И совсем уже было удивительно, когда он вдруг стал очень серьезным и прочитал стихотворение Лермонтова «Гляжу на будущность с боязнью, гляжу на прошлое с тоской», вложив в него столько искреннего чувства, что бедная Софья заплакала, вспомнив своего Ивана, и ушла в другую комнату. Саша смутился и, чтобы всех рассмешить, стал читать незнакомое Лизе стихотворение Апухтина о сумасшедшем – откуда он только все это знал, изображая так натурально безумие человека, что навел на присутствующих еще больше тоски и ужаса.
Бейлин этого не заметил, взял из вазы самое крупное яблоко и пошел в другой конец комнаты.
– Лиза, смотрите, – крикнул он оттуда, положил яблоко на шкаф, вытащил из кармана нож, отошел к противоположной стене и через весь стол и всех сидящих за ним метнул нож в яблоко. Все испуганно ахнули. Нож попал в самую середину яблока и разрезал его пополам.
– Я тоже хочу попробовать, – вскочил Вася Доценко, у которого азартно заблестели глаза.
– Прошу вас не надо, – испугалась Евгения Соломоновна. – Вы испортите шкаф... или в кого-нибудь попадете.
– Вы что думаете, я промахнусь, – зло сказал Василий, схватил яблоко и пошел к буфету.
Лиза вышла из комнаты. Ей не понравилось такое глупое хвастовство полупьяных гостей. Следом за ней тут же появился Саша и подошел к ней почти вплотную, так что ей пришлось отступить назад. Он приблизился еще, и Лиза снова отступила, уткнувшись спиной в стену.
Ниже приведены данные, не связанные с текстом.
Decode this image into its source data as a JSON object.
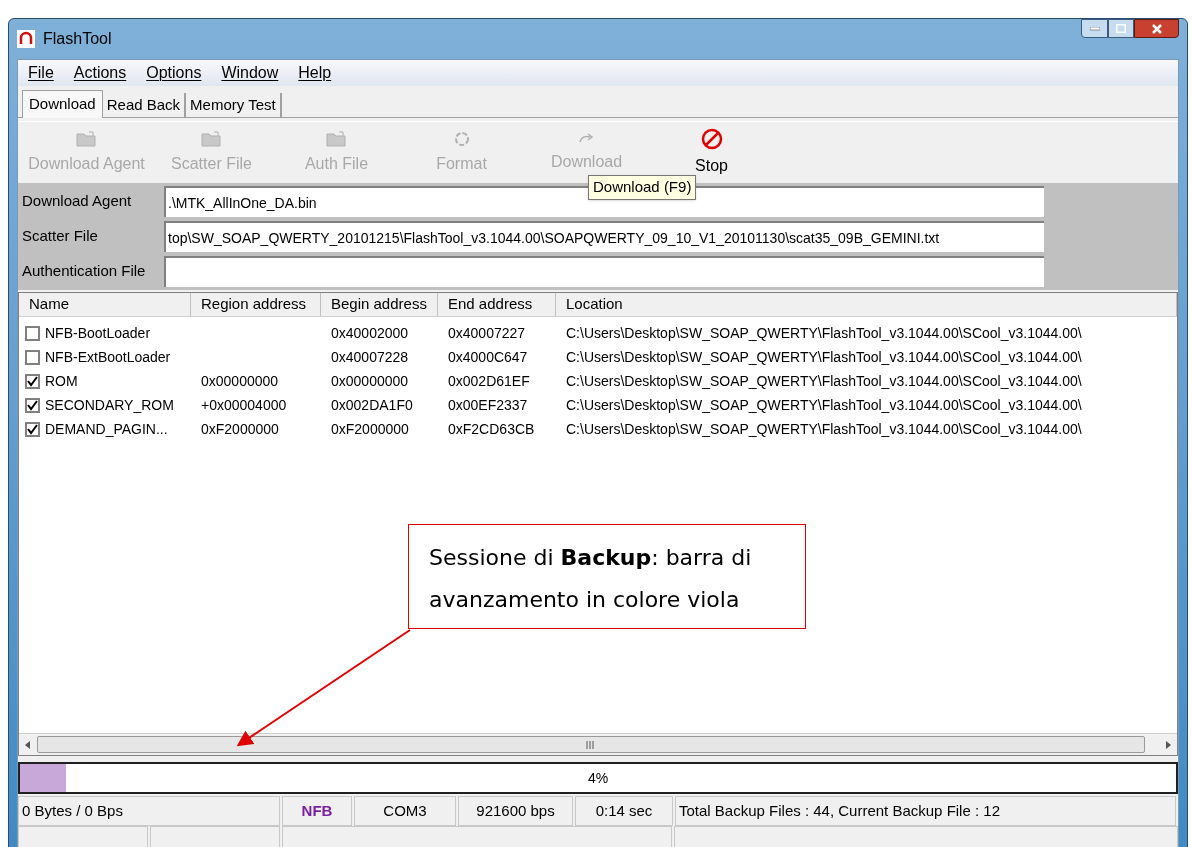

– Что же дальше, – сказал этот наглец, уперся в стену руками, и его ухмыляющееся лицо оказалось совсем рядом с Лизиным.
– Кеша! – громко крикнула Лиза.
Из комнаты выскочила Ита, ударила Сашу по руке, что-то сказала ему на ухо, и тот, недовольный, пошел за ней в комнату.
– Давайте перейдем к делу, – сказал Иннокентий, догадавшись по Лизиному лицу, что в кухне произошло что-то неприятное для нее. Все снова уселись за столом.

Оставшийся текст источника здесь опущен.